De rechtbank constateert bovendien dat het bestreden besluit onterecht was ondertekend door de staatssecretaris van Justitie en Veiligheid in plaats van de minister van Asiel en Migratie. Dit gebrek wordt echter gepasseerd, omdat er geen schade voor eiser is aangetoond. De rechtbank wijst erop dat de minister de asielaanvraag terecht niet-ontvankelijk heeft verklaard, omdat eiser niet heeft voldaan aan de samenwerkingsplicht door geen nieuwe feiten te presenteren.

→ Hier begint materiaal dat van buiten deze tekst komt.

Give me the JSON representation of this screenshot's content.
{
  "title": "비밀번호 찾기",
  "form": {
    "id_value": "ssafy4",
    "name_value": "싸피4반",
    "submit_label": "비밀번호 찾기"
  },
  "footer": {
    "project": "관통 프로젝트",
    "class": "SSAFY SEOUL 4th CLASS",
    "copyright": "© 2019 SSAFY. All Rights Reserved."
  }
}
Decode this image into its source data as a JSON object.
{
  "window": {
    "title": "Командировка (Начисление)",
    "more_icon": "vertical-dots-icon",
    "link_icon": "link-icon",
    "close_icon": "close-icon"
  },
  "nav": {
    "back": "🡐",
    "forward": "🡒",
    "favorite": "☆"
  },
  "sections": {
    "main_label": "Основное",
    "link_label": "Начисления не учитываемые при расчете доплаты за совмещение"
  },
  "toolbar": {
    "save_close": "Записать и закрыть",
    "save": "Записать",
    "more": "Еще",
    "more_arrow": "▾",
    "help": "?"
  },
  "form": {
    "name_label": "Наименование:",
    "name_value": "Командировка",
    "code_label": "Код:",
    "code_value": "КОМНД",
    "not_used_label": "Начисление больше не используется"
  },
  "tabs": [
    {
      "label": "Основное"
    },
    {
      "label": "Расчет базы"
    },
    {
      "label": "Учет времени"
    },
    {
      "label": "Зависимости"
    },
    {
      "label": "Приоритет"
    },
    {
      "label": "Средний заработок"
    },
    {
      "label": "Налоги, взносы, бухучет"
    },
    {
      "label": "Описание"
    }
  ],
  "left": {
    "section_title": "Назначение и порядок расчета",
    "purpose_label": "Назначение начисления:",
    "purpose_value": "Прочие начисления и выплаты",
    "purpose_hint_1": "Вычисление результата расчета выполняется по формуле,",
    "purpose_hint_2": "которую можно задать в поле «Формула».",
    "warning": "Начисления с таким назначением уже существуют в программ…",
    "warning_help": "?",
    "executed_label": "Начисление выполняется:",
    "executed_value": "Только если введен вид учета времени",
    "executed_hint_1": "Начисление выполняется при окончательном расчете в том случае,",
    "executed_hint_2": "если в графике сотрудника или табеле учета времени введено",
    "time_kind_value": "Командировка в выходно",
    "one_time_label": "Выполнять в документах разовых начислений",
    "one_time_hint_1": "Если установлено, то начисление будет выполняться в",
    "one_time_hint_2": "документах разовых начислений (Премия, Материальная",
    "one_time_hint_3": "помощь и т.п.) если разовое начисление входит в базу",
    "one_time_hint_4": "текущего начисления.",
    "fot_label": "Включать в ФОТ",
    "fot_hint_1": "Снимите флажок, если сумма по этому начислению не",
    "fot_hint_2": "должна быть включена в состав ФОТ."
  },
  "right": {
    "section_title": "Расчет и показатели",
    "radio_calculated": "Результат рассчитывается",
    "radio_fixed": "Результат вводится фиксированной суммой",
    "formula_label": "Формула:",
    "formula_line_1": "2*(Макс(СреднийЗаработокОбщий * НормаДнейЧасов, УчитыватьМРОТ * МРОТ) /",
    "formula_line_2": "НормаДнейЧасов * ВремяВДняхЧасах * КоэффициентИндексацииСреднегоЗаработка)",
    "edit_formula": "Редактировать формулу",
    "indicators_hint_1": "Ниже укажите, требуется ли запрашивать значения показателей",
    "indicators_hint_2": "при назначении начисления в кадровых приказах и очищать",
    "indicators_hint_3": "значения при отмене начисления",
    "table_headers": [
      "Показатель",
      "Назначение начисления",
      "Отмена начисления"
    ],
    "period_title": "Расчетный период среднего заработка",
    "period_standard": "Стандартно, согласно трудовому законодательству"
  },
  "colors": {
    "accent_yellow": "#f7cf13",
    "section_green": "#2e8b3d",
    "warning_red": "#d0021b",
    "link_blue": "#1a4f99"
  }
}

De uitspraak wordt openbaar gemaakt en er wordt informatie gegeven over de mogelijkheid tot hoger beroep.

Uitspraak

RECHTBANK DEN HAAG
Zittingsplaats Arnhem
Bestuursrecht
zaaknummer: NL24.32806

uitspraak van de enkelvoudige kamer van 12 november 2024 in de zaak tussen

[eiser], v-nummer: [nummer], eiser

(gemachtigde: mr. M. Pater),
en
de minister van Asiel en Migratie [1]
(gemachtigde: mr. M.J.C. van der Woning).

Inleiding

1. In deze uitspraak beoordeelt de rechtbank het beroep van eiser tegen de niet-ontvankelijkverklaring van de asielaanvraag van eiser. Eiser is van Somalische nationaliteit en is op [geboortedatum] 1984 geboren. Hij heeft op 5 juni 2024 een aanvraag tot het verlenen van een verblijfsvergunning asiel voor bepaalde tijd ingediend. De minister heeft met het bestreden besluit van 14 augustus 2024 deze aanvraag niet-ontvankelijk verklaard.
1.1.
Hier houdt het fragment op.